During a Cabinet meeting held virtually on Tuesday, 15 June 2021, members discussed the Welsh in Education Strategic Plan for 2022-2032. The plan is a 10 year strategy which sets out the requirements to reach the Welsh Government’s target of achieving one million Welsh speakers by 2050.

Cabinet Members agreed to hold a consultation period during the autumn term of 2021 for eight weeks, incorporating views by pupils, parents, schools and governing bodies.

The strategy outlines aims which include increasing the number of nursery and reception age pupils in Welsh medium education; encourage more learners to study Welsh as a subject and subjects through the medium of Welsh; increase the provision of Welsh medium education for pupils with additional learning needs and increase the number of teaching staff who can teach Welsh as a subject and subjects through the medium of Welsh.

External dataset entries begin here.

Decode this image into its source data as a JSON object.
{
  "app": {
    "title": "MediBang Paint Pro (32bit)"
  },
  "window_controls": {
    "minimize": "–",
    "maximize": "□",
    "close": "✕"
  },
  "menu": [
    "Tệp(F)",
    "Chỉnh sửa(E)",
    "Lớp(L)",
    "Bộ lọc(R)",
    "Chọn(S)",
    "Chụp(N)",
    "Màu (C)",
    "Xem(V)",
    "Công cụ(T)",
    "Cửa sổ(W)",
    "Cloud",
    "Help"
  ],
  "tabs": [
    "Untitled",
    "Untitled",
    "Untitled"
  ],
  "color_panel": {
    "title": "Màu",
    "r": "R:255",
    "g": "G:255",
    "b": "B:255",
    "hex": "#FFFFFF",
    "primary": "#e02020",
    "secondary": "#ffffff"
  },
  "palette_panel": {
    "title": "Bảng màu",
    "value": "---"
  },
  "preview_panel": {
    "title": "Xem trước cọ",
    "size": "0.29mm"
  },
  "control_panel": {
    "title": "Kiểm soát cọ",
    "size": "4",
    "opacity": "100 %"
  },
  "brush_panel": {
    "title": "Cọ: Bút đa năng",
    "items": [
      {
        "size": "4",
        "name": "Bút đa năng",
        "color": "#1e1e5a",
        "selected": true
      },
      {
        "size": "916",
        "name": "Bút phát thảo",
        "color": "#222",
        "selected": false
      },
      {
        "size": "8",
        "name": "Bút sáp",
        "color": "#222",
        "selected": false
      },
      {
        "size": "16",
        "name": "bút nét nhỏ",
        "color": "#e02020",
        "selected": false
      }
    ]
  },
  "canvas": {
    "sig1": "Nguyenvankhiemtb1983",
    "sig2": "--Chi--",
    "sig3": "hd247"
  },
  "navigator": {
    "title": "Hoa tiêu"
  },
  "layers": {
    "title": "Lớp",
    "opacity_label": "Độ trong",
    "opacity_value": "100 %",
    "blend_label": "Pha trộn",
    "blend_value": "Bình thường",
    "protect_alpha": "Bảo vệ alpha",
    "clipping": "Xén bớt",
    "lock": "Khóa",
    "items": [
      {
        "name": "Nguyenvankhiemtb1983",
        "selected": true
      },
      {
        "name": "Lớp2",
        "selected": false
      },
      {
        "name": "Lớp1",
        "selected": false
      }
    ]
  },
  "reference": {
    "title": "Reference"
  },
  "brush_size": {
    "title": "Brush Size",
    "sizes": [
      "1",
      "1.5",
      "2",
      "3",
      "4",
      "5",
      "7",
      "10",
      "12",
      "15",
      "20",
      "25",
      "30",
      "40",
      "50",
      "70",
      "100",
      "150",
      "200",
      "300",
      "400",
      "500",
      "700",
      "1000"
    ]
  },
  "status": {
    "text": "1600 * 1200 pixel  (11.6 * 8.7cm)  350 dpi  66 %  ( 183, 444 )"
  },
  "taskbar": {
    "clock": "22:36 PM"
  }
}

Councillor Catrin Miles, Ceredigion County Council’s Cabinet Member for Schools, Lifelong Learning and Skills, Support and Intervention, said: “The Welsh in Education Strategic Plan reinforces Ceredigion County Council’s aspiration to strengthen the position of the Welsh language through its Language Strategy. I’m pleased to see that a consultation period will be held this autumn to gather ideas in order to plan and develop Welsh medium education in our county.”

Councillor Ellen ap Gwynn, Leader of Ceredigion County Council, added: “I welcome this draft document which aims to create more opportunities for pupils across the county to take full advantage of Welsh medium education.”

Following the consultation period, feedback will be considered and the plan will be reintroduced to the Healthier Communities Overview and Scrutiny Committee and the full Council for consideration and final decision. The proposal supports the Council’s Strategic Objectives and the Welsh Government’s Million Speakers by 2050 Strategy.